東京メトロ丸ノ内線の四谷三丁目駅からわずか徒歩30秒という絶好の立地に、炭火焼き鳥とワインの店「Gallo(ガッロ)」が5月13日オープンした。運営は、銀座でオーガニックイタリアン「Desse(デッセ)」や神楽坂のビストロ「Entraide(アントレイド)」を展開しているHATARAKU(東京都中央区、代表:伊藤清孝氏)。これまで四谷界隈にはなかった「炭火焼き鳥」X「ワイン」というスタイルを、リーズナブルな価格で毎日でも楽しんでもらいたいと同社にとっては初めての業態でのオープンとなる。今回の新店舗物件は、駅から至近であることや、路面に面する入口など好条件が揃った。それに伴い、人の流れや賑わいの程度、客層など様々な要素を考慮し、実は当初予定していたイタリアン業態を変更したという経緯がある。オープン準備の段階より同店を代表の伊藤氏から任されているシェフの船越貴文氏は、「この立地なら、焼き鳥を打ち出す形で、鶏料理とワインという新たなコンセプトの方が集客できると思いました。トスカーナで修業もしましたが、その後、焼き鳥屋でも経験があったので、イタリアン要素が入った鶏料理になったんです」と、業態を最終決定した当時をこう振り返った。イタリア帰りのシェフが作るイタリアン要素たっぷりの炭火焼き鳥とワインという組み合わせで、気軽に楽しめる普段使いに最適な店を目指す。
同店は1階が入口、階段を上がった2階が店舗スペースとなっているが、用途によって使い分けができる造りになっている。1日4名までの限定個室カウンター席は落ち着いた空間、接待に使える完全個室や半個室のスペース、そして一番広いメインホールという4つの空間を配置。四谷という場所柄、平日は近隣のオフィスワーカーに、また週末は地元の人々にとって使い勝手の良い店でありたいと、この店舗コンセプトに至ったという。
看板メニューの炭火焼き鳥は、「もも」「むね」「レバー」をはじめ10種類前後あり全て190円のリーズナブル価格。国産の新鮮な朝引き地鶏を使用しているが、常に様々なタイプの鶏の味を客に楽しんでもらうことを目指し、月替わりで地鶏の種類を変えていくという。取材時は、弾力があって歯ごたえが良い愛媛の媛っこ地鶏が使われていた。また生刺し(580円~)や鉄板焼きメニュー(380円~)にはコクのある味わいと強い歯ごたえが特徴の薩摩・知覧鶏を使い、肉本来の旨味が味わえる。加工肉メニューにもこだわり、マルサラ酒でなめらかなコクを出した「なめらかレバーペースト」(780円)や、噛むほどに肉の旨味が染み出る「自家熟成した鶏ハム」(480円)など、ワインがすすむ一品メニューも多数。他に、小川フェニックスの卵を使用したつまみ料理、煮込み、揚げ物、〆のご飯物まで揃う。イタリア修業経験者のシェフ船越氏が、スチームコンベクションオーブンや真空調理などの技法を駆使し、奥深い新たな鶏料理の美味しさを提供している。

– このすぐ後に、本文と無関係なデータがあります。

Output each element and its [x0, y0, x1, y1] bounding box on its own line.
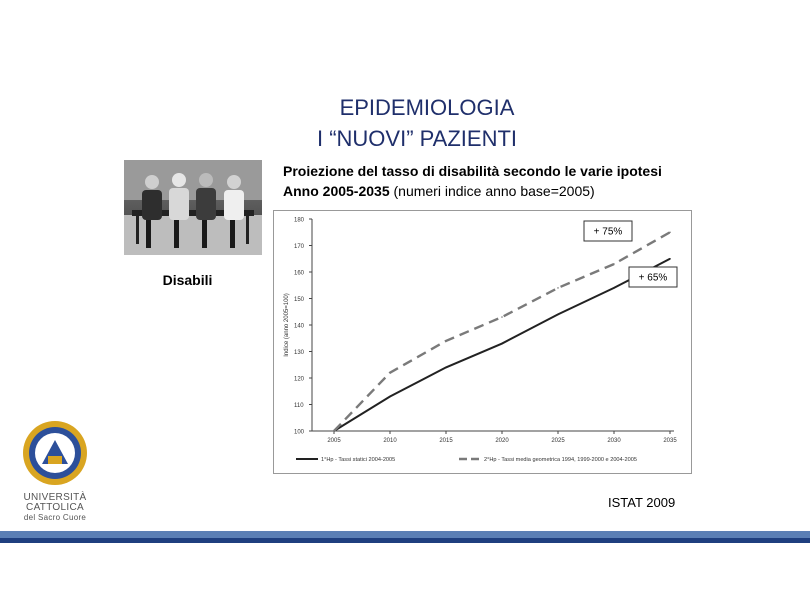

「ワインのうんちくを語るのではなく、気軽にワイワイ楽しく飲んでもらいたい」と代表の伊藤氏が話すように、豊富な品数を誇る同店のワインは直接海外のインポーターから買い付けることでリーズナブルな価格での提供を実現した。欧州産をはじめ、ニューワールド系や日本ワインまで常時100種類ほどが揃い、ボトルは2300円~と懐にやさしく、値段を気にしないで気軽に飲めるのが嬉しい。グラスワインは500円からで、赤5種、白5種、泡1~2種を用意。他に同店自慢の「四谷いち!レモンサワー」(680円)や、ビール、カクテルは580円~。また日本酒は少数精鋭の品揃えで「本日のプレミアム日本酒」としてメニューに載る。ドリンクメニューには、「ワインは美味しく楽しく飲むのが1番!わからない時は一緒に選びましょう」とあり、同店が掲げる“気軽にワイワイ楽しく飲んでもらいたい”という想いがうかがえる。
同社は既存店オープン以来、「安心」「安全」「鮮度」「美味しさ」「季節感」を大切にし、国産食材と自然派野菜にこだわり、生産者とのつながりを大事にしてきた。3店舗目となる新店舗も、その姿勢に変わりはない。「この新店は、いろいろな意味で新しいつながりを作れるような店にしていきたい。いずれはランチ営業もやりたいですし、深夜営業の延長も検討し同業者にも利用してもらいたい」と語る船越シェフ。四谷という場所に誕生した、カジュアルでありながら料理とワインは本格派の大人が集える新しいスタイルの赤ちょうちん「Gallo」の今後に注目していきたい。